Nihilism Begins on iPhone

Photo provided by The Associated Press.

Since the dawn of COVID-19, it's felt normal, if not implicit, to shut myself in a barbed wire box of nihilism.

Drown myself in negativism, let me complain, wrack my brain for misery. And, of course, this misery would be baseless without the support of a digital community. 

Kids aged 10-19 make up over 60 percent of TikTok users. It is no surprise that in tandem with the rise of TikTok, the prominence of major depressive episodes in teens has also risen (Howarth, 2024)–with 13 percent of youth reporting at least one major depressive episode in the past year as of 2019, up 8 percent (or 2 million kids) from 2007 (Pew Research Center, 2019). Now, the rate of kids who have experienced a major depressive episode has climbed to 15 percent in 2022 (Mental Health America, 2022). 

In the past year, I, like many young people, was persuaded to redownload TikTok–a platform notorious for the cult-like fads its algorithm seems to cultivate. 

But a trend that previously drove me to delete the platform, omnipresent and detrimental, is depression. In an era marked by TikTok and COVID-19, many young women were not blind to the prevalence of eating disorder culture on the platform–videos that preached sleeping in until 2 p.m. to conveniently skip meals and the reign of obsessively completing those demonic Chloe Ting workouts. 

TikTok has seemed to continuously toe the line of being a predominantly negative platform. It’s consistently a space for young people to share their worst inner thoughts and spread them among insecure youth–like STDs at a school that doesn’t provide condoms. 

I’m sure many teens on the app are fine using it as a means of ignoring the world around them, engaging in silly little videos with potentially daunting undertones we can easily skim over and not spending the mental effort it takes to metacognitively evaluate the nihilism of the platform that may seep into ourselves. 

It wasn’t until my recent redownload (which occurred in Nov., after a nearly two-year hiatus from the app) that I began to see TikTok as a source of positivity. 

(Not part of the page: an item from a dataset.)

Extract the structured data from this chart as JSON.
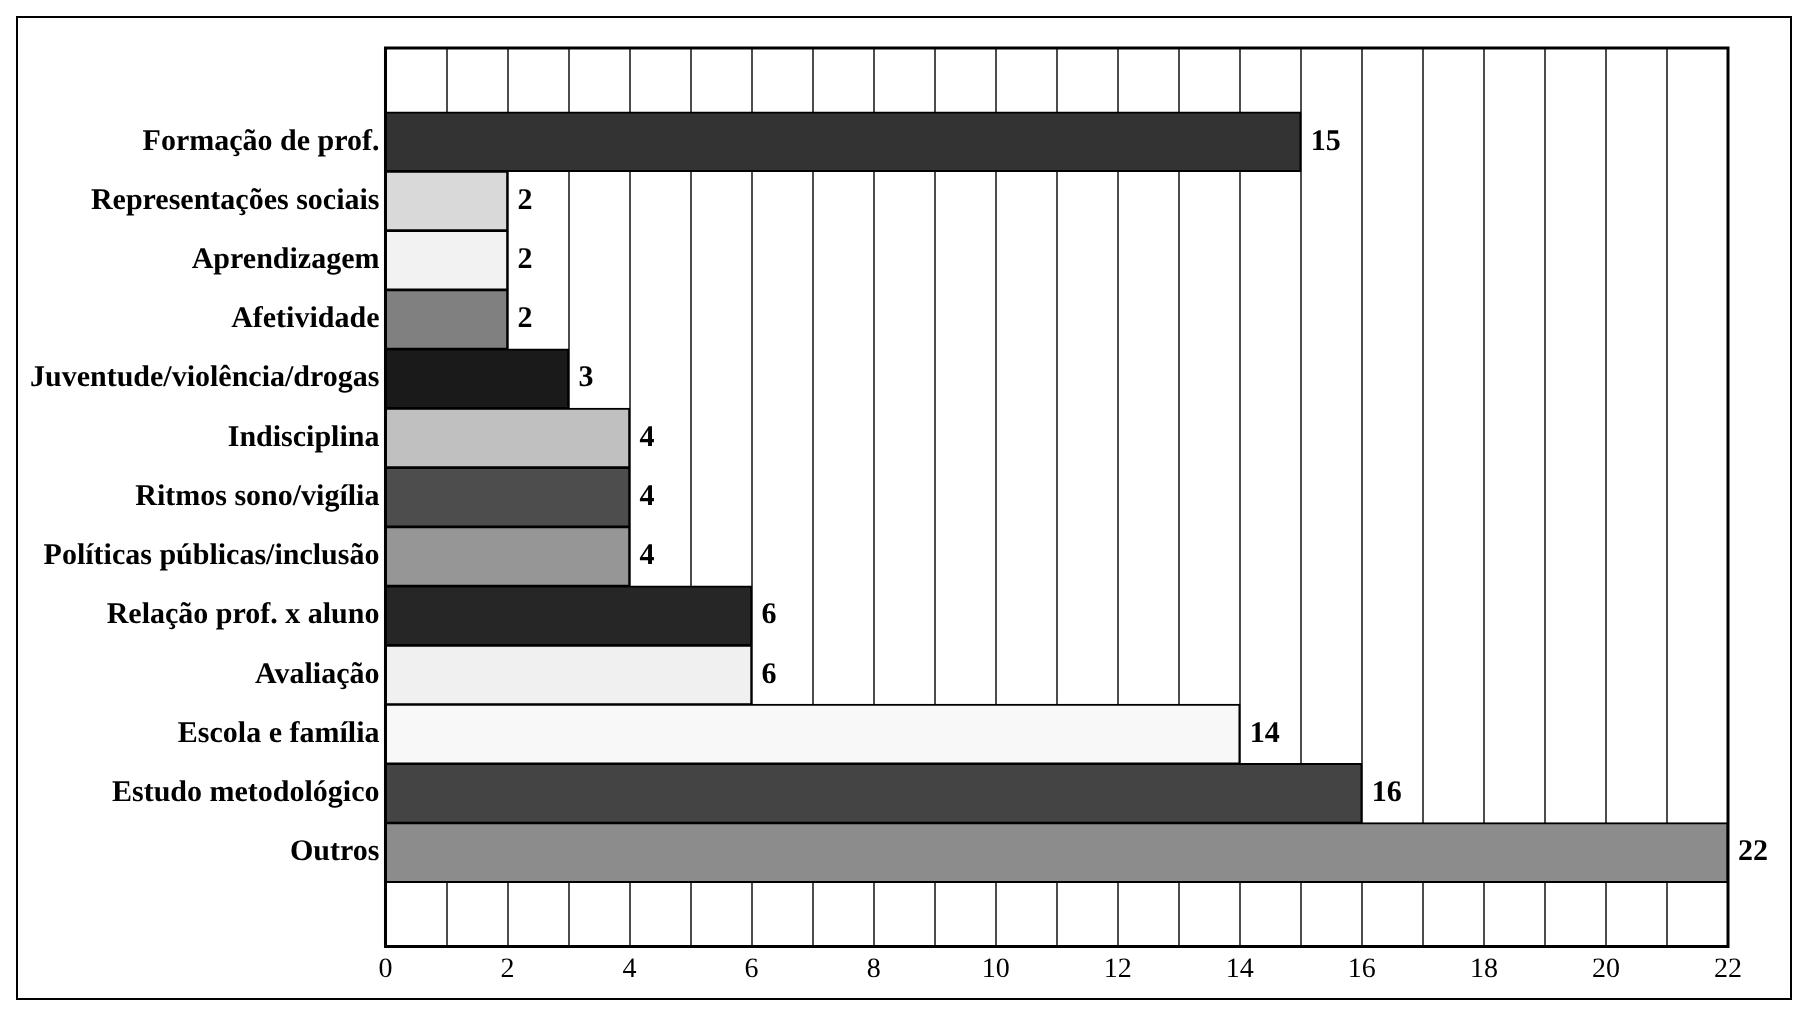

Since the dawn of the 2024 calendar year, TikTok seems to have embraced a new trend: #hopecore. The trend follows a formula similar to other variants of “core” content (notably #corecore–an odd amalgamation of comedic sporadic randomness). #hopecore entails upbeat compilations of tearfully joyful moments; video clips of pregnancy announcements, wedding speeches and police dogs receiving appreciation upon retirement–often enough to drive me to shedding happy tears if I’m caught at an emotional time. 

After the emotional strenuousness of 2020, TikTok has been an outlet for sharing and spreading some of our deepest misery. But it is my hope that guerilla forces on social media like TikTok will turn the platforms over to positivism in 2024. Likewise, I pray that this plays a role in nurturing our next generation–who are just as (if not more) tech-addicted as us college kids, and more desperately contingent on social media as a prediction of their current and future mental well-being. 

While many of the chronically online compile their “Ins and Outs” for 2024 (engagingly rambling lists of what’s trendy, and what’s no longer relevant for the coming year) I decree nihilism: out.